Estate Planning Quandary: Children Conceived After Death

Historically, states have had legal frameworks for dealing inheritance rights in the not uncommon situation where a baby is conceived during its father’s lifetime but born after his death. At common law, a baby born within 280 days after its father’s death was presumed to be the father’s child, and therefore entitled to inherit from the father’s estate. Of course, this rule was established during a time when it was only possible for conception to occur during the father’s lifetime. 

But what happens when conception occurs months or even years after the father has died? Each state has its own way of approaching this very modern issue, and the outcomes can be vastly different. 

In Florida, for example, the posthumously conceived children of parents who die intestate don’t have any inheritance rights. A child conceived after a decedent has passed away is ineligible to inherit from the decedent’s estate unless there’s a will specifically providing for that child. 

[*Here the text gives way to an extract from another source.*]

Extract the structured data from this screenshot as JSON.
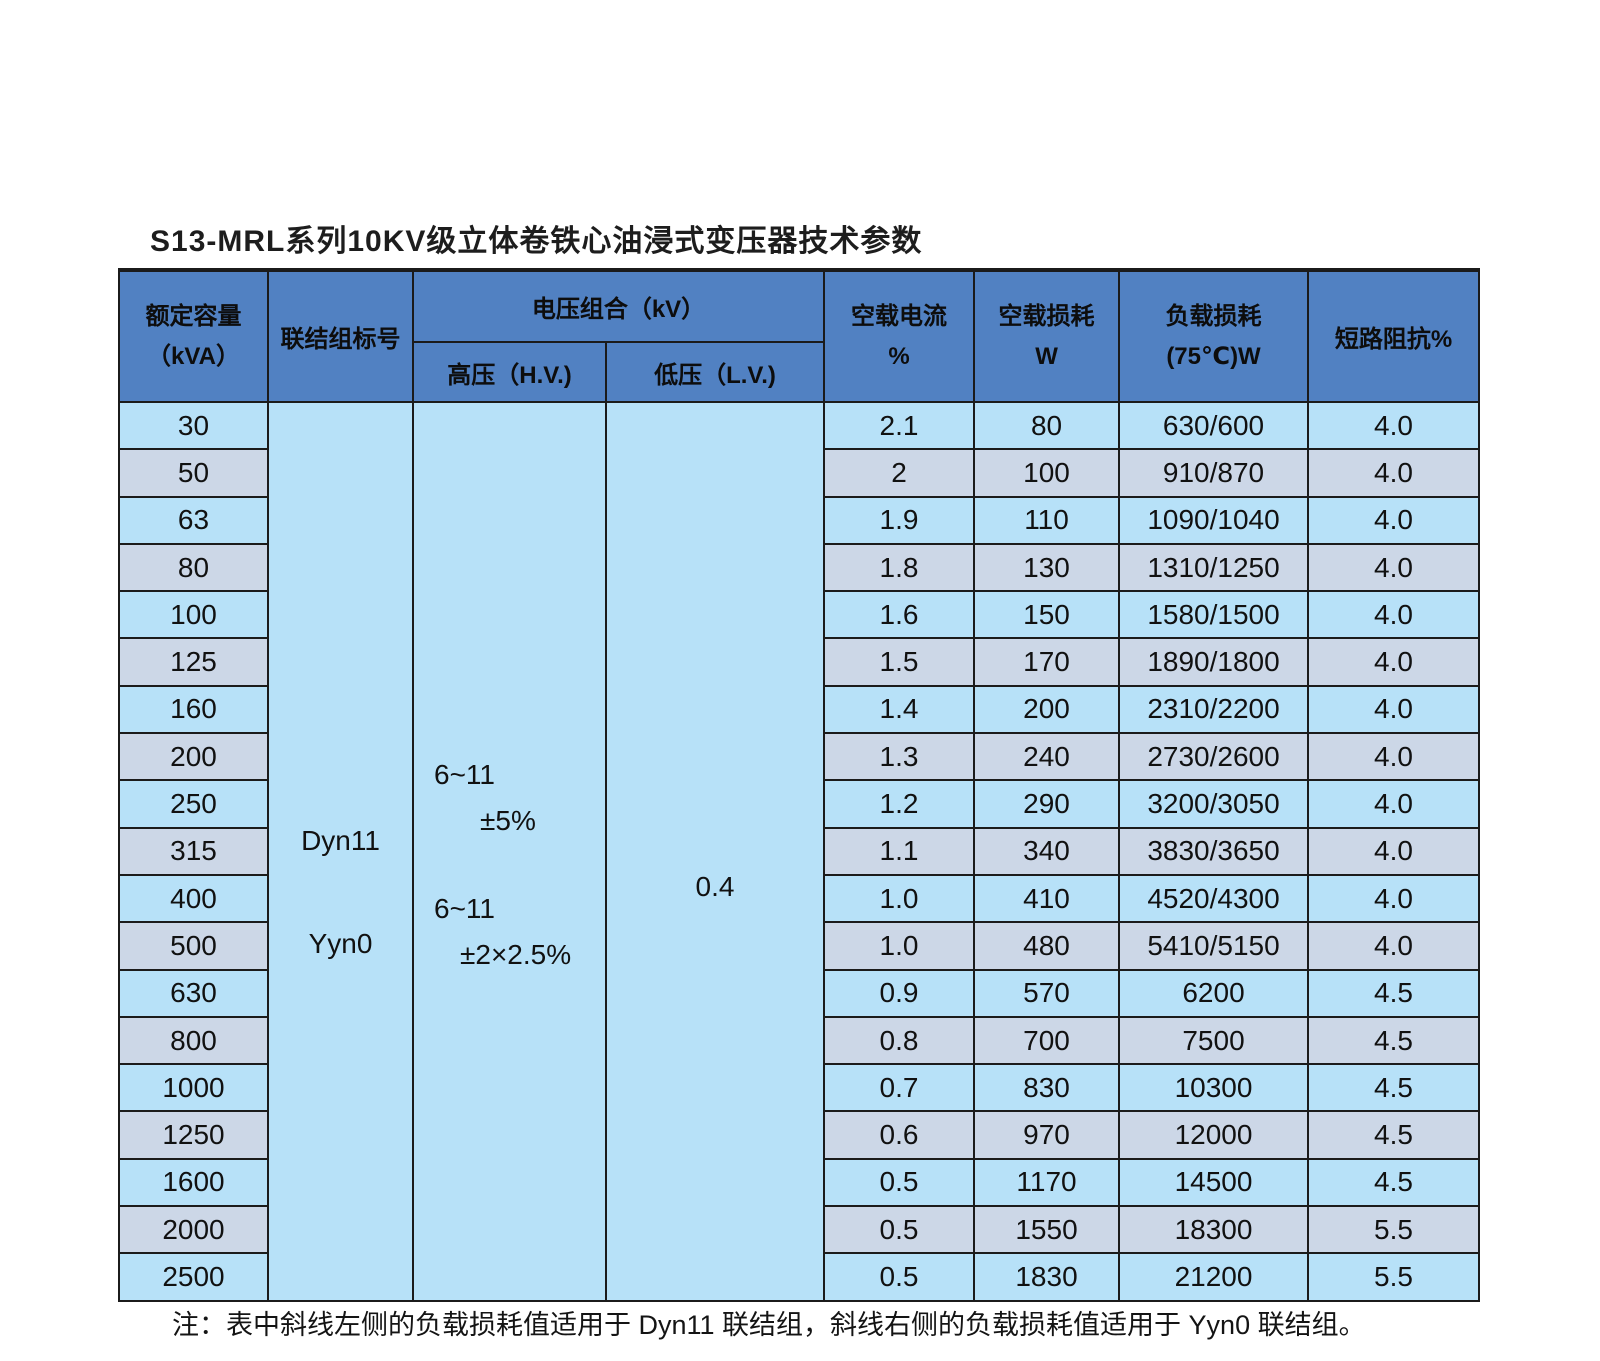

Louisiana takes a much different approach, providing that a child conceived after his or her father’s death has inheritance rights, if two conditions are met: 1) The father must give written authorization for the use of his sperm for the purpose of conceiving a child after his death, and 2) The child must be born within three years of the father’s death. 

The law often lags behind technology, and this is an area in which that gap is likely to exist for quite some time. The status of current legislation is unsettled at best, which presents an opportunity for attorneys, as counselors, to provide an invaluable service to our clients. Do you have provisions in your documents concerning posthumously-conceived children? How do you approach this issue in your practice?